Arizona Senate Bill (SB 1158) met its untimely death last year when it couldn’t gain enough support to rally lawmakers. The bill was designed to try to introduce sports gambling to the state, but haphazardly approached the subject, which may have been partially the reason it couldn’t tread water. SB 1158 is back, revived as SB 1525, and is hoping to do what its previous self couldn’t. However, the way things are set out in the bill, the safe money would be on SB 1525 finding the same result as its predecessor.
SB 1525 has been drafted by Senator Sonny Borrelli and Representative Steve Pierce. Given the vast control over the gaming industry that local tribes have, operating 16 of the 24 gaming venues in the state, the bill caters to them and would allow the tribes to set up sportsbooks and kiosks at their casinos. Additionally, it would also allow tribal-owned entertainment facilities, such as bars, nightclubs and any tribal location with a liquor license to set up sportsbooks or install kiosks.

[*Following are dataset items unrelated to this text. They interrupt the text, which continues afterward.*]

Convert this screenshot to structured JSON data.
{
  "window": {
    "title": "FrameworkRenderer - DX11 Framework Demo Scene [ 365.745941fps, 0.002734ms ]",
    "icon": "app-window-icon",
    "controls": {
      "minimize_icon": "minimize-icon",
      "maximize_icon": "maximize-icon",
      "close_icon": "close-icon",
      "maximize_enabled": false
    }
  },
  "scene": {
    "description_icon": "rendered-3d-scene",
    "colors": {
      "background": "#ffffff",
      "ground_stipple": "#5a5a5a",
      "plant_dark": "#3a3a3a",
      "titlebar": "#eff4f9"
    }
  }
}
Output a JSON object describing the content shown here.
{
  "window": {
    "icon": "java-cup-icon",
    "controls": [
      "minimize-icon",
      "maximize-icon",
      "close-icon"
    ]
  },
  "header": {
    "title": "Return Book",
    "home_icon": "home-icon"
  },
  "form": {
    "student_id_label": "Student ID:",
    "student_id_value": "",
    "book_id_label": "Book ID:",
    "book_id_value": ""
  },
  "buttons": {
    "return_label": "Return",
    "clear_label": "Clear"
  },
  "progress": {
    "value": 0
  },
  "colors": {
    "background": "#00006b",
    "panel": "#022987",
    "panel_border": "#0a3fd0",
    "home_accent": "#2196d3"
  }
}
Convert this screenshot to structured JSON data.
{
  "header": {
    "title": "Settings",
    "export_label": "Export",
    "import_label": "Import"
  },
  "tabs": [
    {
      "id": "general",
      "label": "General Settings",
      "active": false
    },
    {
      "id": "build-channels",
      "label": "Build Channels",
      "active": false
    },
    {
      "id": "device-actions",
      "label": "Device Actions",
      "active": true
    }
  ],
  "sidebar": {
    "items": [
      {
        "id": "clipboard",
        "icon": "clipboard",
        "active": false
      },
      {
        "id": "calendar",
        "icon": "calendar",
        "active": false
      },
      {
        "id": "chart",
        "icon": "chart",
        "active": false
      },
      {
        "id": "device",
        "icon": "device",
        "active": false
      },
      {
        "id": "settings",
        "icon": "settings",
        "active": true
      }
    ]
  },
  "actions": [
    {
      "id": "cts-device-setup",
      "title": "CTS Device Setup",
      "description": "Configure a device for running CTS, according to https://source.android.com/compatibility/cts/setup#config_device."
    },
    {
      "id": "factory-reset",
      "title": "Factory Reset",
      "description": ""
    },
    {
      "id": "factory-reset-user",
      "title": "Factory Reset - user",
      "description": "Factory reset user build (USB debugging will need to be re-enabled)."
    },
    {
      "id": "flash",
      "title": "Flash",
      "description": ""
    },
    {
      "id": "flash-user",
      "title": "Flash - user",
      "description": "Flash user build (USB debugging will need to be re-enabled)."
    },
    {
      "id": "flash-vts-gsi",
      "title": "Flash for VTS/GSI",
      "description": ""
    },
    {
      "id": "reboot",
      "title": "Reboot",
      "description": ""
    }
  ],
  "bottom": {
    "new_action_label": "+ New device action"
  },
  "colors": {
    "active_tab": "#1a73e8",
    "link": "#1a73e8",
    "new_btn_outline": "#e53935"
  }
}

Specifically, the legislation reads, “An Indian tribe that is authorized to operate sports betting pursuant to this section may operate sports betting through kiosks or similar machines that are located at one or more premises that have a bar license, a beer and wine bar license or a private club license that is issued pursuant title 4 and may enter into a lease or rental agreement for the purpose of operating sports betting with a person that holds a bar license, a beer and wine bar license or a private club license.”
The provision to allow sports gambling at non-casino facilities is going to meet significant resistance. According to federal law, which trumps local law and is the go-to authority for tribal gaming operations, tribes are only allowed to offer gambling on their own land that has been placed in federal trust. While some exceptions have been seen, it isn’t likely that one would be made in this case, and not where vast amounts of liquor can be mixed with wagers.
Other issues with the bill need to be addressed if it’s going to move further along than version 1.0 did. For example, despite overwhelming evidence that online betting is more lucrative, SB 1525 doesn’t include any language that would authorize mobile/online sportsbooks. Not only does this miss a huge source of revenue at the core, but it is also detrimental to the sports gambling industry in the state. Of the 16 casinos in the state, half are located around Phoenix. This means the rest of the state, as well as even some around Phoenix because of the size of the city, will be too far away to justify driving to a venue to place a bet.
Of the five states with which Arizona shares a border, two – New Mexico and Nevada – offer sports gambling currently. Colorado is coming online soon, and California could follow, but not until next year at the earliest. Should those four states have their sports gambling markets up and running simultaneously, and the activity is limited to the Phoenix area, Arizona will essentially be acknowledging that it is willing to give up gambling revenue to other states, instead of working to support its own internal programs.